La galerie de L’IF. d’El Jadida a accueilli le 02 juillet l’artiste peintre Hayat Choufani

Par Driss Tahi

L’institut français d’El Jadida, par l’organisation de ce magnifique vernissage, qui représente le deuxième dans tout un programme consacré aux expositions d’art plastique, entamé par Nezha Abouamir et ses collaborateurs, depuis la « réouverture », redonne des couleurs en quelque sorte à la face de la ville, blêmie par la crise sanitaire et met ainsi du baume au coeur des amis et des nombreux amateurs d’art plastique .

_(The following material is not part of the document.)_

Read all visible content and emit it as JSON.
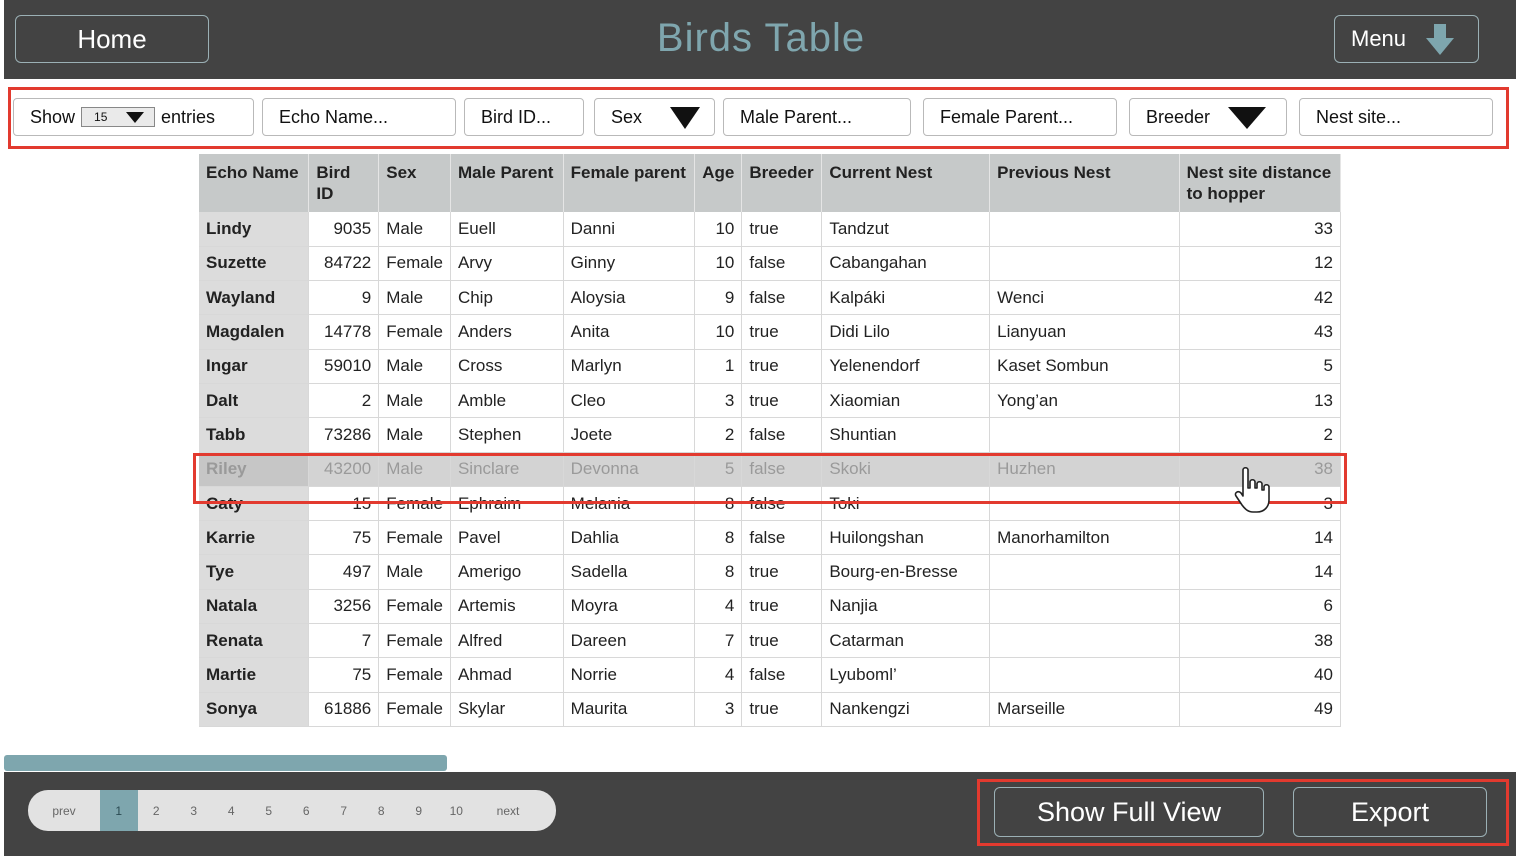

Les couleurs vives et les formes aux traits fantaisistes représentant des femmes en mouvement de danse, accompagnées de musiciens , se tortillant un instrument à la main .Mais aussi les cavaliers sur des chevaux harnachés en position de Tbourida et d’autres joueurs et acrobates . Autant d’acteurs mis en scène sous la direction et le pinceau rêveur de Hayat Choufani , qui est parvenue à travers le style naïf qu’elle a adopté depuis ses débuts , à créer un monde en perpétuel extase , tout habillé de tenues bariolées et d’où se dégage pour le spectateur , dans une harmonie joyeuse , les sons des cordes et des bendirs , les merveilleux youyous , les voix criardes et perçantes des chanteuses , mêlés aux hennissements , aux bruits de sabots et des coups de baroud. Même les froufrous , les rires et le conciliabule des femmes en habit de fête, accroupies devant leurs verres de thé, sont perçus comme par magie au milieu du brouhaha , à coup d’une touche picturale naive , mais assez intelligente et expressive.

L’impression d’une simplicité dans le dessin d’apparence enfantin ressentie de prime abord devant les toiles de l’artiste Hayat Choufani, s’estompe au fur et à mesure qu’on s’en approche, pour laisser place à la stupéfaction . Entraîné de façon irrésistible, on commence alors à déchiffrer les messages et à essayer de déceler et comprendre les rapports entre les différents personnages qui animent ses histoires racontées en peinture , puisqu’il s’agit d’histoire et de traditions . On se retrouve pris au bout d’un moment dans une sorte de conte interminable .

Chacune de ses oeuvres est une manifestation festive pleine de vie et d’énergie .

Tout est mouvement et couleur dans ce qui ressemble à un monde soigneusement créé par l’artiste ou règne une symbiose et dont le but est manifestement de combattre l’inertie et l’ostracisme .

Si ses peitures expriment l’action et les mouvements, en revanche son comportement est plutôt calme et serein.

Autodidacte, Hayat travaille en essayant de perfectionner son style et de parfaire sa touche en faisant des recherches et des expériences dans le silence et la discrétion . Son comportement est d’autant plus aimable et modeste .

Rien d’étonnant, puisqu’elle tient cette sagesse d’un père artiste peintre et d’une ville , dont elle est issue : Azemmour, connue pour ses paisibles casbahs aux portes et aux remparts impressionnants , d’où émane la douceur, malgré les soubresauts du passé et son fleuve Oum Er_Rabii qui inspire la beauté et la joie de vivre. Une ville millénaire à l’histoire rythmée par les couleurs du temps et qui est surtout le giron des maîtres de l’art pictural au Maroc , tel que Abdelkarim El Azhar, Abderrahmane Rahoule , ou Bouchaib Habouli , des noms prestigieux qui représentent des mentors pour des générations d’artistes et continuent à influencer spirituellement et de par leurs techniques et à ouvrir la voie à tous les jeunes peintres en herbe de la région.